As I said, we got to see and talk to only a few old friends at the wedding, in addition to Uncle John and Aunt Sally. One, an acquaintance rather than a friend of mine, really, surprised me, and shouldn't have. Linc Abrams was there, with a wife and young daughter along. As the reception was winding down, I spent quite a little while talking with Linc and Jeanine, and watching little Cindy—whom Linc mostly addressed and referred to as Swee' Pea, and occasionally as Cutie or Cutie Pie.

Jeanine was beautiful, and obviously bright, and she clearly adored Linc. Cindy, it seemed, had just mastered the art of walking—or rather, of running. She would get herself up to a slightly shaky standing position and look around, apparently picking out a target. Then she would lean forward and start to fall, thwarting gravity by taking a step and then another and yet another. The physics of this required that her steps take her at a headlong pace, to avoid toppling onto the ground.

She seemingly had not yet mastered stopping in a balanced way. Her strategy was to run headlong into any handy person or object, bouncing back with enough force to cause her to sit down fairly hard—which didn't hurt because of the padding provided by her diaper. All the while, she wore a big smile, and she laughed and cooed, sometimes clapping her hands together, as she sat down, every time. Then she got up again to begin the whole process. I knew firsthand about a young child's apparently boundless energy, and while she was something of a hazard to adults trying to move through the room, she dissipated energy, amused the onlookers, and left her parents mostly free to talk. Eventually, of course, the energy would be gone or she would fall on her face, and there would be a minor crisis, but I didn't see it.

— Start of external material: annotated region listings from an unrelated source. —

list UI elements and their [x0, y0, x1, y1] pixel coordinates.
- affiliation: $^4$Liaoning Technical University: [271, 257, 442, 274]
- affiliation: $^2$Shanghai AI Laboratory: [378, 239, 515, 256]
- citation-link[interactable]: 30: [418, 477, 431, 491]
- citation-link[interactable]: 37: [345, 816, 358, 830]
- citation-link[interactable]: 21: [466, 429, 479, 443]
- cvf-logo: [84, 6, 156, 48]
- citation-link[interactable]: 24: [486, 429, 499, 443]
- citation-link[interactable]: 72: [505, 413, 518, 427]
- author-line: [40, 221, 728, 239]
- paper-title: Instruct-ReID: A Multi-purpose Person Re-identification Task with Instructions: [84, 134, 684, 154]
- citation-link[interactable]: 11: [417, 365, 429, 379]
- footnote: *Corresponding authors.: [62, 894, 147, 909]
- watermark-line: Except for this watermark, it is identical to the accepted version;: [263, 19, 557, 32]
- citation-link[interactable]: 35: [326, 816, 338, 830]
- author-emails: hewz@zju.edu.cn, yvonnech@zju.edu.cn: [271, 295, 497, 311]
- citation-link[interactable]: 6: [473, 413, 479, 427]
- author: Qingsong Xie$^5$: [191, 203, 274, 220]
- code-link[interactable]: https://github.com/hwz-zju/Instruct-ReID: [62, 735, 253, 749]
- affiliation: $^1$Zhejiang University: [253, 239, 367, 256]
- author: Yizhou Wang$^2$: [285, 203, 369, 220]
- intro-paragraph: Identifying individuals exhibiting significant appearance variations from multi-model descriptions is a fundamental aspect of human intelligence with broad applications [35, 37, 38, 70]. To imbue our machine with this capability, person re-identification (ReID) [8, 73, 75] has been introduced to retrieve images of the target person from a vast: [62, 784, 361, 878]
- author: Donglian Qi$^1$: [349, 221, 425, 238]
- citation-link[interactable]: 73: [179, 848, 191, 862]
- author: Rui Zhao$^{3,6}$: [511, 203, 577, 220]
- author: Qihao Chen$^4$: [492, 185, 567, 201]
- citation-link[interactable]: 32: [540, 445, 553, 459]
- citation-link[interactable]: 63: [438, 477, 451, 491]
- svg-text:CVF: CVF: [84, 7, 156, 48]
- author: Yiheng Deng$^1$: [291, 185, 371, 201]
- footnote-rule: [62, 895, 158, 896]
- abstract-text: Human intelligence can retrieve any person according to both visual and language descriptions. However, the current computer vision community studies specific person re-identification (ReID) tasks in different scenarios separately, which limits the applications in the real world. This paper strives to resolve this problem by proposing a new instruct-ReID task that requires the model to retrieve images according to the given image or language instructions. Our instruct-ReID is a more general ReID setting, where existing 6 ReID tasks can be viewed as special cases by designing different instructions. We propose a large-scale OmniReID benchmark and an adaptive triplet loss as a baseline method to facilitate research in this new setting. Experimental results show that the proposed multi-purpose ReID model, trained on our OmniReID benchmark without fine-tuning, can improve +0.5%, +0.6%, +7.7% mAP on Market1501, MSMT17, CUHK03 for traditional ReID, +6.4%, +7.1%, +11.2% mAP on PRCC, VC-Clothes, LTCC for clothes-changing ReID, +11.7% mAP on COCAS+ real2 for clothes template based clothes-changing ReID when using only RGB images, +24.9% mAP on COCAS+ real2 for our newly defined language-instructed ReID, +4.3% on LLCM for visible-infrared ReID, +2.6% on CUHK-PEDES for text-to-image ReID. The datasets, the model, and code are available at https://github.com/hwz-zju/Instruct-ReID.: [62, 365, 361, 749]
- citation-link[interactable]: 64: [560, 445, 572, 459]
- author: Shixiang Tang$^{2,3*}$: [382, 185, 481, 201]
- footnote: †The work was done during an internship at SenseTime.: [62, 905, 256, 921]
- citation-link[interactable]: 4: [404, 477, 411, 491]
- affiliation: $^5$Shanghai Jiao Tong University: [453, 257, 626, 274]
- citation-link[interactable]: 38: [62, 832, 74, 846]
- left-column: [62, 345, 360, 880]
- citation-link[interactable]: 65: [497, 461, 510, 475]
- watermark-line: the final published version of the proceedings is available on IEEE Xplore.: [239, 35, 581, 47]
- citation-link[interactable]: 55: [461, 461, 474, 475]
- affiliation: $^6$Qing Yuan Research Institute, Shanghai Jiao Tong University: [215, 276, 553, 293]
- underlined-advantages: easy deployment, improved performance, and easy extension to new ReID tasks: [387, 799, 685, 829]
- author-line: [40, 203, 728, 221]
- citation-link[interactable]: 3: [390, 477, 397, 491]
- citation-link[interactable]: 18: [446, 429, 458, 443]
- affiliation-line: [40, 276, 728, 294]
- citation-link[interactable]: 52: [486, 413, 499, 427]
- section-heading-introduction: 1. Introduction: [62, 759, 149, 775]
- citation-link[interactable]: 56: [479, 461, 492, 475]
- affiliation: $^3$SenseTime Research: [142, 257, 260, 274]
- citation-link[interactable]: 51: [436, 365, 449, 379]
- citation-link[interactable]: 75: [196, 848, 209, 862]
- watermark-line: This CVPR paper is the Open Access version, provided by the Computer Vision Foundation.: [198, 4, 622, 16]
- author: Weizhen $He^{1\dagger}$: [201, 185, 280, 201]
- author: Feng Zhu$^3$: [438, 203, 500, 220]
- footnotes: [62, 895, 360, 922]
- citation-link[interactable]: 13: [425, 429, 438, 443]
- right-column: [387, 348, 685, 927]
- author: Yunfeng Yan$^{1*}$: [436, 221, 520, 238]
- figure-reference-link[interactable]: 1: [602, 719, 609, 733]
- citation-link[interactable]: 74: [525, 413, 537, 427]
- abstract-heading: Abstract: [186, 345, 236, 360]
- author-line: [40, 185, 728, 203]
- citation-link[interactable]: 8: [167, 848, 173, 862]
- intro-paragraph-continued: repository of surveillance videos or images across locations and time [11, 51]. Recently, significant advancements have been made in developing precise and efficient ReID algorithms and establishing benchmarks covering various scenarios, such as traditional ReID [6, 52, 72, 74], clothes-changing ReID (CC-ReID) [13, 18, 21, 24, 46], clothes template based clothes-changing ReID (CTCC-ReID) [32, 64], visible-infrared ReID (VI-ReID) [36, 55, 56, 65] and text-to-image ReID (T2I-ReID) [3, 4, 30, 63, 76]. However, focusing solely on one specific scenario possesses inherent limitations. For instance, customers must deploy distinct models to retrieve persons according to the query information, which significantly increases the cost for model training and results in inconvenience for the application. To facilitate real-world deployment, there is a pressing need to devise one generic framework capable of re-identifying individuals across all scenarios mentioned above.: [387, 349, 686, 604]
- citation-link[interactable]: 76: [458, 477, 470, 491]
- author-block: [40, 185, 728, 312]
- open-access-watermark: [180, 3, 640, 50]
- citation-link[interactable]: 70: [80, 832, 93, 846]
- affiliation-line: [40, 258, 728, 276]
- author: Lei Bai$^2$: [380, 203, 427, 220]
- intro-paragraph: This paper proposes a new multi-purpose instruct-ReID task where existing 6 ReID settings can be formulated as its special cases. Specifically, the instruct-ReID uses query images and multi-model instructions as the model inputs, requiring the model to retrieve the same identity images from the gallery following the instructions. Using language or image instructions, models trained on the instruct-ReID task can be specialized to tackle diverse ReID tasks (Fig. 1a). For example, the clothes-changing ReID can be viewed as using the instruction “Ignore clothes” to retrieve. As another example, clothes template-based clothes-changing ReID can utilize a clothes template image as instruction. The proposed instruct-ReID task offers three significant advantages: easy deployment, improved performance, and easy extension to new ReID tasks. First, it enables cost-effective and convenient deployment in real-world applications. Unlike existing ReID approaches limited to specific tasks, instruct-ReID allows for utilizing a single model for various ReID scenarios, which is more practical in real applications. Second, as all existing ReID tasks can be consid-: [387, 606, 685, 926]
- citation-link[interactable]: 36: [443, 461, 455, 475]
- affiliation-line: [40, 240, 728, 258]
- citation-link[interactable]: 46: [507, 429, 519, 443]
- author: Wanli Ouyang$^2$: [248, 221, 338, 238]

I congratulated Linc and Jeanine on matrimony and parenthood. I said, "Early on, Sam told me what a help you were to her, in so many ways." Among other things, he had brought her to the church where the wedding was held. I went on, "I couldn't help wondering whether you two would wind up married, just because of that, and because you were almost the only person she knew here."

He said, "Well, you know an' anyone with eyes can see Sam's beautiful, an' she's smart an' talented. Sam's a good man, he'll treat her right, an' he's right for her. I don't mean I didn't like her, an' she was a great friend to have. But she was so far ahead most ev'ry way, that woulda been kinda scary to me, to try to romance her. Y'know, if anything I'da expected you to wind up with her, but she told me enough t'show me why that wouldn't happen. Nothin' 'gainst her at all in it, though, just she was made for someone different.